Emsal Mahkeme Kararı İstanbul Anadolu 12. Asliye Ticaret Mahkemesi 2022/522 E. 2023/185 K. 23.03.2023 T.

Görüntülediğiniz mahkeme kararı kesinleşmiş bir karardır.

T.C. İstanbul Anadolu 12. ASLİYE TİCARET MAHKEMESİ

ESAS NO : 2022/522 Esas
KARAR NO : 2023/185

DAVA : İtirazın İptali (Haksız Eylemden Kaynaklanan Zarar Nedeniyle)
DAVA TARİHİ : 26/07/2022
KARAR TARİHİ : 23/03/2023

Mahkememizde görülmekte olan İtirazın İptali (Haksız Eylemden Kaynaklanan Zarar Nedeniyle) davasının yapılan açık yargılaması sonunda,
DAVA:
Davacı vekili dava dilekçesinde özetle; 26/02/2022 tarihinde müvekkili sigorta şirketi nezdinde sigortalı bulunan —– plakalı araç ile davalı sigorta şirketi nezdinde sigortalı —– plaka sayılı araçların karıştığı trafik kazasında müvekkili şirket nezdinde sigortalı bulunan —— plaka sayılı aracın hasara uğradığını, müvekkili şirkete yapılan hasar ihbar sonucu hasar dosyasından görevlendirilen sigorta eksperi tarafından düzenlenen ekspertiz raporunda hasar miktarının KDV dahil 9.328,74 TL olduğunun tespit edildiğini, müvekkili tarafından dava konusu olay nedeniyle toplam 9.328,74 TL ödemenin davalı şirket sigortalısına yapıldığını, müvekkili şirketin sigortalısına yapmış olduğu ödeme ile TTK’ nun 1472 maddesi uyarınca sigortalının haklarına halef olduğundan borçlu davalıya karşı rücu hakkı doğduğunu, dava konusu olay nedeniyle ödenen tazminatın —- Esas sayılı dosyası üzerinden ilamsız icra takibi başlatıldığını, davalı borçlunun itirazı üzerine takibin durduğunu bildirdiğinden bahisle icra dosyasına yapılan itirazın iptali ile takibin aynen devamına karar verilmesini talep ve dava etmiştir.
CEVAP:
Davalı vekili cevap dilekçesinde özetle; —–plaka sayılı aracın müvekkili sigorta şirketi nezdinde sigortalı bulunduğunu, davayı kabul anlamına gelmemekle birlikte davacı tarafın, sigortalısı araçta meydana gelen hasarın dava konusu trafik kazası ile illiyet bağının bulunup bulunmadığını ispatlaması gerektiğini, müvekkili şirketin sorumluluğunun trafik poliçesindeki limitler ve sigortalının kusuru ile sigortalı olduğunu, davacı tarafın tespit dosyasında alınan bilirkişi raporuna dayanmadığını beyanla davanın reddini talep etmiştir.
HUKUKİ NİTELENDİRME ve GEREKÇE:
Dava, İİK’ nun 67/1 maddesine dayalı itirazın iptali davasıdır.
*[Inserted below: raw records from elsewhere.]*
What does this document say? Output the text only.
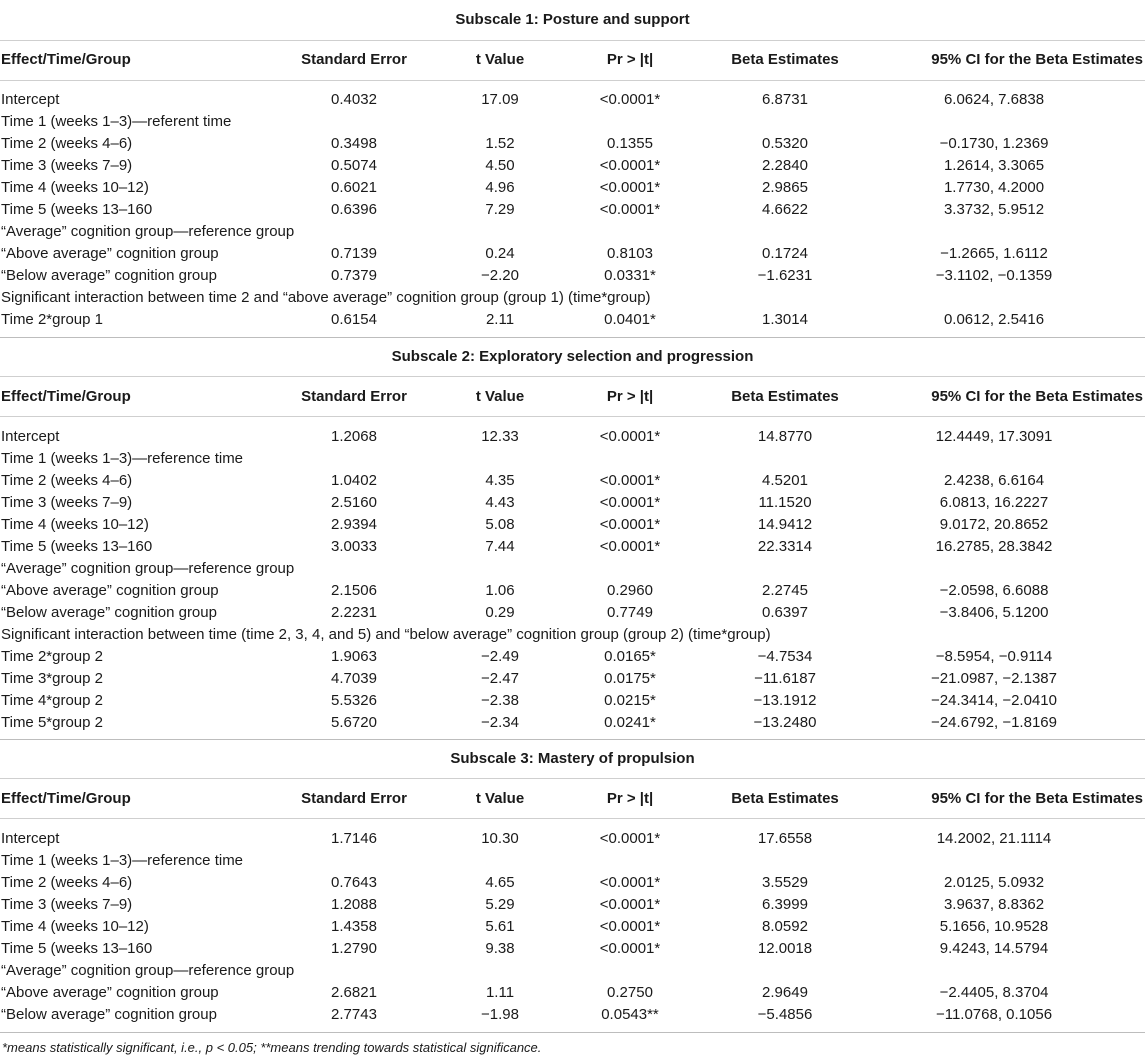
Subscale 1: Posture and support
Effect/Time/Group	Standard Error	t Value	Pr > |t|	Beta Estimates	95% CI for the Beta Estimates
Intercept	0.4032	17.09	<0.0001*	6.8731	6.0624, 7.6838
Time 1 (weeks 1–3)—referent time
Time 2 (weeks 4–6)	0.3498	1.52	0.1355	0.5320	−0.1730, 1.2369
Time 3 (weeks 7–9)	0.5074	4.50	<0.0001*	2.2840	1.2614, 3.3065
Time 4 (weeks 10–12)	0.6021	4.96	<0.0001*	2.9865	1.7730, 4.2000
Time 5 (weeks 13–160	0.6396	7.29	<0.0001*	4.6622	3.3732, 5.9512
“Average” cognition group—reference group
“Above average” cognition group	0.7139	0.24	0.8103	0.1724	−1.2665, 1.6112
“Below average” cognition group	0.7379	−2.20	0.0331*	−1.6231	−3.1102, −0.1359
Significant interaction between time 2 and “above average” cognition group (group 1) (time*group)
Time 2*group 1	0.6154	2.11	0.0401*	1.3014	0.0612, 2.5416
Subscale 2: Exploratory selection and progression
Effect/Time/Group	Standard Error	t Value	Pr > |t|	Beta Estimates	95% CI for the Beta Estimates
Intercept	1.2068	12.33	<0.0001*	14.8770	12.4449, 17.3091
Time 1 (weeks 1–3)—reference time
Time 2 (weeks 4–6)	1.0402	4.35	<0.0001*	4.5201	2.4238, 6.6164
Time 3 (weeks 7–9)	2.5160	4.43	<0.0001*	11.1520	6.0813, 16.2227
Time 4 (weeks 10–12)	2.9394	5.08	<0.0001*	14.9412	9.0172, 20.8652
Time 5 (weeks 13–160	3.0033	7.44	<0.0001*	22.3314	16.2785, 28.3842
“Average” cognition group—reference group
“Above average” cognition group	2.1506	1.06	0.2960	2.2745	−2.0598, 6.6088
“Below average” cognition group	2.2231	0.29	0.7749	0.6397	−3.8406, 5.1200
Significant interaction between time (time 2, 3, 4, and 5) and “below average” cognition group (group 2) (time*group)
Time 2*group 2	1.9063	−2.49	0.0165*	−4.7534	−8.5954, −0.9114
Time 3*group 2	4.7039	−2.47	0.0175*	−11.6187	−21.0987, −2.1387
Time 4*group 2	5.5326	−2.38	0.0215*	−13.1912	−24.3414, −2.0410
Time 5*group 2	5.6720	−2.34	0.0241*	−13.2480	−24.6792, −1.8169
Subscale 3: Mastery of propulsion
Effect/Time/Group	Standard Error	t Value	Pr > |t|	Beta Estimates	95% CI for the Beta Estimates
Intercept	1.7146	10.30	<0.0001*	17.6558	14.2002, 21.1114
Time 1 (weeks 1–3)—reference time
Time 2 (weeks 4–6)	0.7643	4.65	<0.0001*	3.5529	2.0125, 5.0932
Time 3 (weeks 7–9)	1.2088	5.29	<0.0001*	6.3999	3.9637, 8.8362
Time 4 (weeks 10–12)	1.4358	5.61	<0.0001*	8.0592	5.1656, 10.9528
Time 5 (weeks 13–160	1.2790	9.38	<0.0001*	12.0018	9.4243, 14.5794
“Average” cognition group—reference group
“Above average” cognition group	2.6821	1.11	0.2750	2.9649	−2.4405, 8.3704
“Below average” cognition group	2.7743	−1.98	0.0543**	−5.4856	−11.0768, 0.1056
*means statistically significant, i.e., p < 0.05; **means trending towards statistical significance.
Dava hukuki niteliği itibariyle—— Esas sayılı icra takibine davalının yapmış olduğu itirazın İİK 67 maddesi gereğince iptali ile icra inkar tazminatı isteminden ibarettir.İİK. mad. 67/I -III, V‟de düzenlenmiş bulunan itirazın iptali davası, borçlunun itirazının hükümsüz kılınarak, itiraz ile duran ilâmsız takibe konu olan alacağın varlığının saptanarak, icra takibinin devam etmesini (ve bu suretle, takip konusu alacağın borçludan alınmasını) sağlamak amacı ile açılır.
İtirazın iptali davası açılabilmesi için; a) Yetkili icra dairesinde yapılmış geçerli bir ilamsız icra takibi bulunmalıdır. İtirazın iptal davası, icra takibi ile bağlantılı olduğundan, davalı aleyhine yapılmış geçerli bir icra takibi bulunmadıkça, itirazın iptali davası dinlenmez. Yetkili icra dairesinde yapılmış usulüne uygun bir icra takibi bulunmadıkça, itirazın iptali davası açılamaz. Eğer, icra mahkemesince “ödeme emrinin iptaline” ya da “icra takibinin iptaline” karar verilmişse, iptal davası konusuz kalır.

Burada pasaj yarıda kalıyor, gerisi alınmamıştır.